Definition
A ground-based processing facility within the Wide Area Augmentation System (WAAS) that receives GPS data from a network of widely spaced reference stations, calculates corrections for satellite signal errors and ionospheric delays, monitors the integrity of the GPS signals, and uplinks the resulting correction and integrity messages to geostationary satellites for broadcast to WAAS-capable aircraft receivers.
Plain English
A central ground station that gathers GPS measurements from many reference sites, works out the errors in those signals, and then sends the corrections up to a satellite so aircraft can receive a more accurate GPS position.
Context Anchor
Seen in WAAS and NextGen diagrams that show how GPS correction information moves from ground stations to aircraft.
Derivation
Wide-area' refers to the large geographic region the station serves -- not a single airport but a continent-scale coverage area. 'Master' indicates it is the central processor that combines data from many subordinate reference stations into a single correction message.
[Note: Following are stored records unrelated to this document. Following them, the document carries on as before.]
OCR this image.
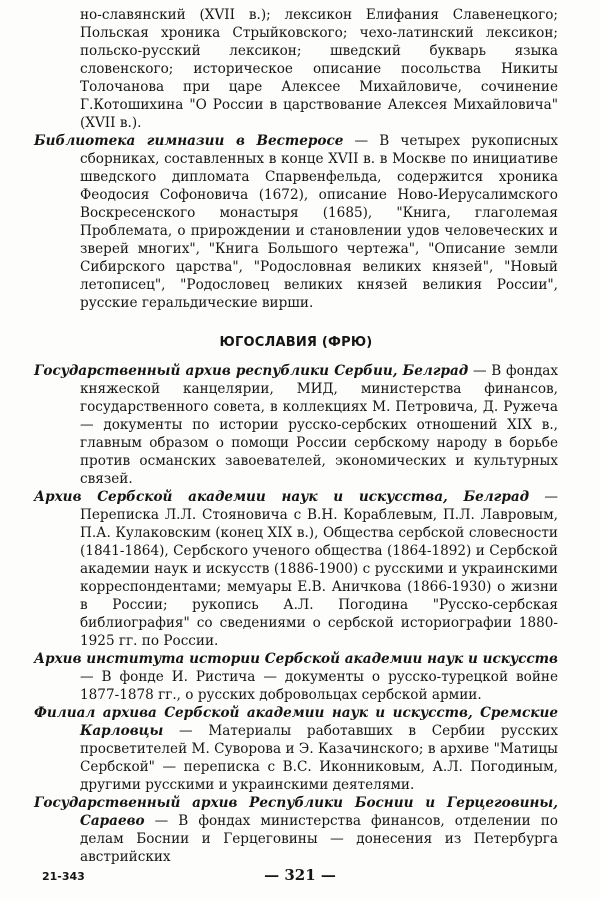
но-славянский (XVII в.); лексикон Елифания Славенецкого; Польская хроника Стрыйковского; чехо-латинский лексикон; польско-русский лексикон; шведский букварь языка словенского; историческое описание посольства Никиты Толочанова при царе Алексее Михайловиче, сочинение Г.Котошихина "О России в царствование Алексея Михайловича" (XVII в.).

Библиотека гимназии в Вестеросе — В четырех рукописных сборниках, составленных в конце XVII в. в Москве по инициативе шведского дипломата Спарвенфельда, содержится хроника Феодосия Софоновича (1672), описание Ново-Иерусалимского Воскресенского монастыря (1685), "Книга, глаголемая Проблемата, о прирождении и становлении удов человеческих и зверей многих", "Книга Большого чертежа", "Описание земли Сибирского царства", "Родословная великих князей", "Новый летописец", "Родословец великих князей великия России", русские геральдические вирши.

ЮГОСЛАВИЯ (ФРЮ)

Государственный архив республики Сербии, Белград — В фондах княжеской канцелярии, МИД, министерства финансов, государственного совета, в коллекциях М. Петровича, Д. Ружеча — документы по истории русско-сербских отношений XIX в., главным образом о помощи России сербскому народу в борьбе против османских завоевателей, экономических и культурных связей.

Архив Сербской академии наук и искусства, Белград — Переписка Л.Л. Стояновича с В.Н. Кораблевым, П.Л. Лавровым, П.А. Кулаковским (конец XIX в.), Общества сербской словесности (1841-1864), Сербского ученого общества (1864-1892) и Сербской академии наук и искусств (1886-1900) с русскими и украинскими корреспондентами; мемуары Е.В. Аничкова (1866-1930) о жизни в России; рукопись А.Л. Погодина "Русско-сербская библиография" со сведениями о сербской историографии 1880-1925 гг. по России.

Архив института истории Сербской академии наук и искусств — В фонде И. Ристича — документы о русско-турецкой войне 1877-1878 гг., о русских добровольцах сербской армии.

Филиал архива Сербской академии наук и искусств, Сремские Карловцы — Материалы работавших в Сербии русских просветителей М. Суворова и Э. Казачинского; в архиве "Матицы Сербской" — переписка с В.С. Иконниковым, А.Л. Погодиным, другими русскими и украинскими деятелями.

Государственный архив Республики Боснии и Герцеговины, Сараево — В фондах министерства финансов, отделении по делам Боснии и Герцеговины — донесения из Петербурга австрийских

21-343	— 321 —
The name distinguishes it from local-area systems (like LAAS/GBAS) that only correct GPS for a small area near one airport.
Why Pilots Care
It supplies the real-time corrections that enable WAAS approaches with vertical guidance, improving safety and access to airports in low-visibility conditions.
Grounding Statement
When an aircraft uses WAAS, the WMS is part of the ground system that checks the satellite information before corrected navigation data reaches the cockpit.
Intuition Check
Do not think of the WMS as a radio station the pilot tunes to or as a satellite in space. It is a ground station that processes WAAS correction and safety data.
Example Sentence 1
The wide-area master station processes data from reference stations across the country and uplinks GPS corrections to the WAAS geostationary satellites.
Example Sentence 2
Pilots rely on the WMS output being current so that GPS position errors stay within safe limits during precision approaches.